Rachmawati Soekarnoputri ditangkap polisi atas tuduhan makar (Dok Aktual)

Anggota Komisi III DPR RI, Muhammad Syafi’i, menilai penangkapan para aktivis oleh Polda Metro Jaya dengan tuduhan makar sama sekali tidak memiliki landasan hukum. Ia meminta Kapolda Metro Jaya, M. Iriawan membaca kembali pasal makar di KUHP dan menunjukkan pasal yang disangkutkan kepada para aktivis.

“Pasal 104 KUHP itu tertulis: Makar dengan maksud untuk membunuh, atau merampas kemerdekaan, atau meniadakan kemampuan Presiden atau Wakil Presiden memerintah, diancam dengan pidana mati atau pidana penjara seumur hidup atau pidana penjara sementara paling lama dua puluh tahun,” ujar Syafi’i di Jakarta, Sabtu (3/12).

Menurut pria yang kerap disapa Romo ini tidak ada yang akan “membunuh” presiden atau wapres. Justru ia melihat, para aktivis itu ingin mengingatkan akan kemampuan presiden dan wakil presiden untuk bertindak atas pelanggar hukum seperti Basuku Tjahaya Purnama alias Ahok.

“Jadi pasal 105 jelas tidak terpenuhi unsur-unsurnya,” tegas dia.

Dalam pasal 106 KUHP berbunyi , Makar dengan maksud supaya seluruh atau sebagian dari wilayah negara, diancam dengan pidana penjara seumur hidup atau pidana penjara sementara paling lama dua puluh tahun, menurutnya, juga tidak terpenuhi.

“Para aktivisi itu justru sedang mengingatkan akan keutuhan NKRI jika Ahok tidak juga dipenjarakan,” jelas Romo.

Sedangkan, untuk pasal 107 ayat (1) tertulis Makar dengan maksud untuk menggulingkan pemerintah, diancam dengan pidana penjara paling lama lima belas tahun.

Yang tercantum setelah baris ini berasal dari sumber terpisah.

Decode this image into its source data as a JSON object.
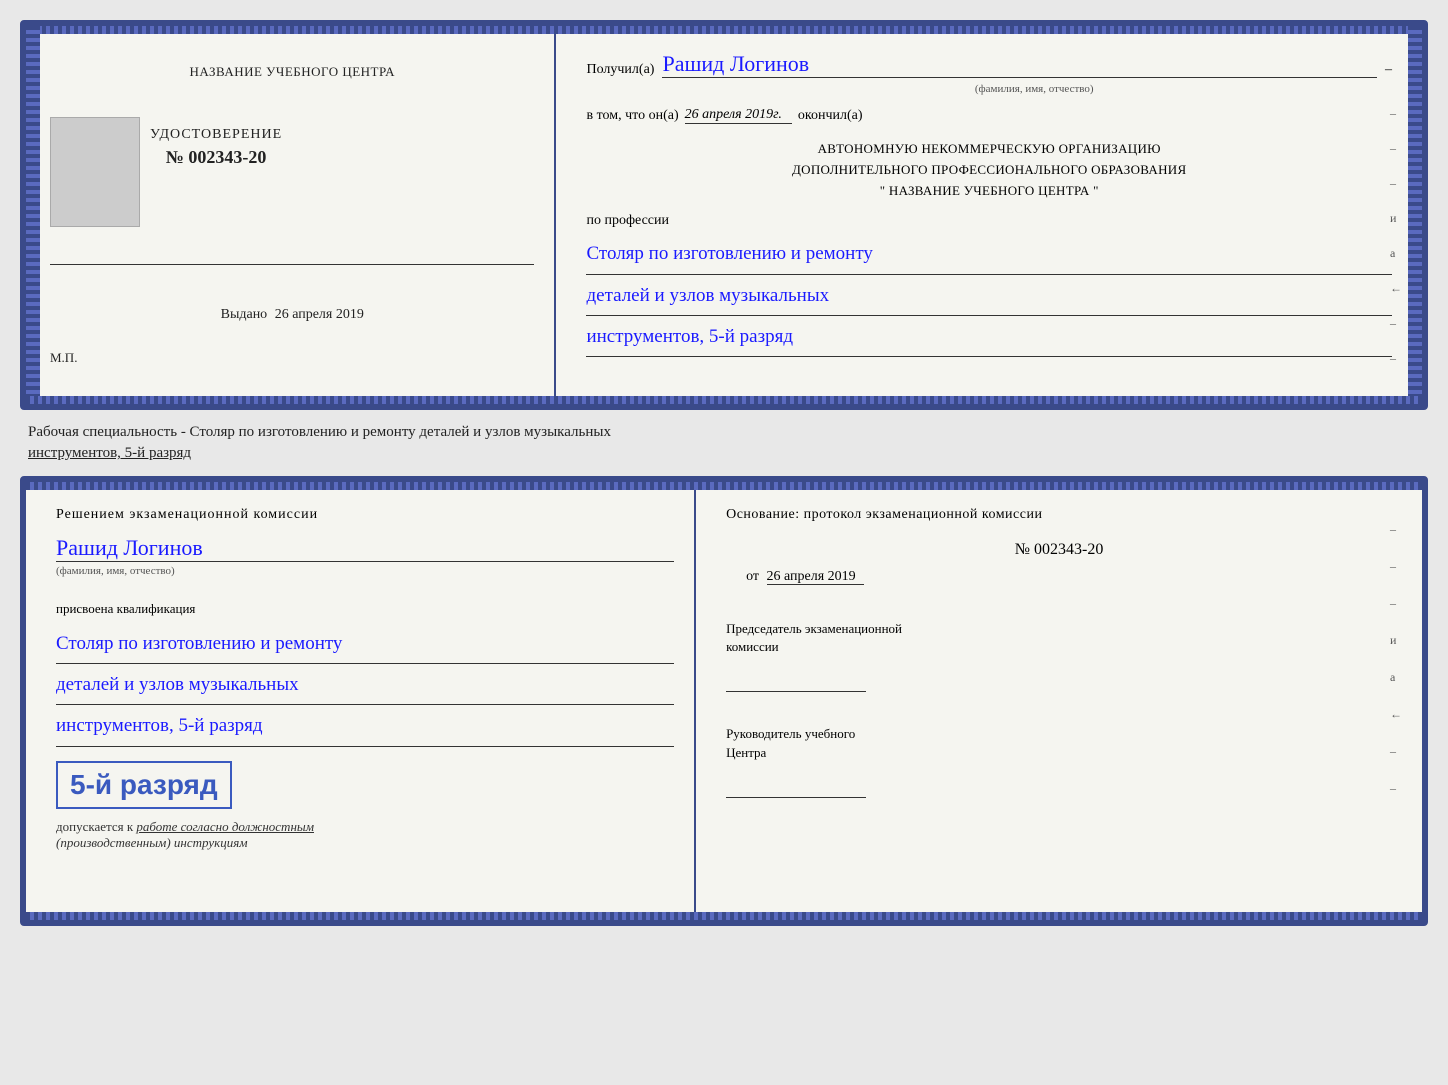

Sementara dalam ayat (2) Para pemimpin dan pengatur makar tersebbut dalam ayat 1, diancam dengan pidana penjara seumur hidup atau pidana penjara sementara paling lama dua puluh tahun.

“Sekarang dimana letaknya mereka mau menggulingkan pemerintahan? Yang mereka tuntut kan jelas agar pemerintahan menegakkan hukum dan menjalankan kewajiban konstitusionalnya. Jelas juga unsur ini tidak bisa dipenuhi,” imbuhnya.

Bilamana ucapan dan pernyataan para aktivis dianggap melangar karena ucapannya diangap berpotensi untuk terjadinya makar, lanjut Romo, maka apa bedanya pernyataan-pernyataan mereka dengan pernyataan Kapolri Tito Karnavian yang menyebut-nyebut ada rencana makar? Dia pun perlu menggaris bawahi bahwa makar hanya bisa dilakukan dengan kekuatan senjata.

“Sementara yang memiliki senjata itu adalah Polisi dan TNI. Makanya kalau Tito menuduh ada makar, dia artinya mau menuduh ada keterlibatan TNI, karena rakyat gak mungkin makar. Masak orang tidak punya senjata apa-apa mau makar,” jelasnya.

Kalaupun rakyat mau menggulingkan Presiden dan Wapres, kata Romo, maka apa yang dilakuka rakyat adalah sah karena rakyat itu pemegang kekuasaan tertiggi di Republik Indonesia ini.

“Rakyat itu melalui wakil-wakilnya punya hak konstitusional untuk memakzulkan presiden, jadi tidak perlu makar. Makanya aneh pernyataan Tito ini siapa yang dimaksudnya mau makar?,” tandasnya.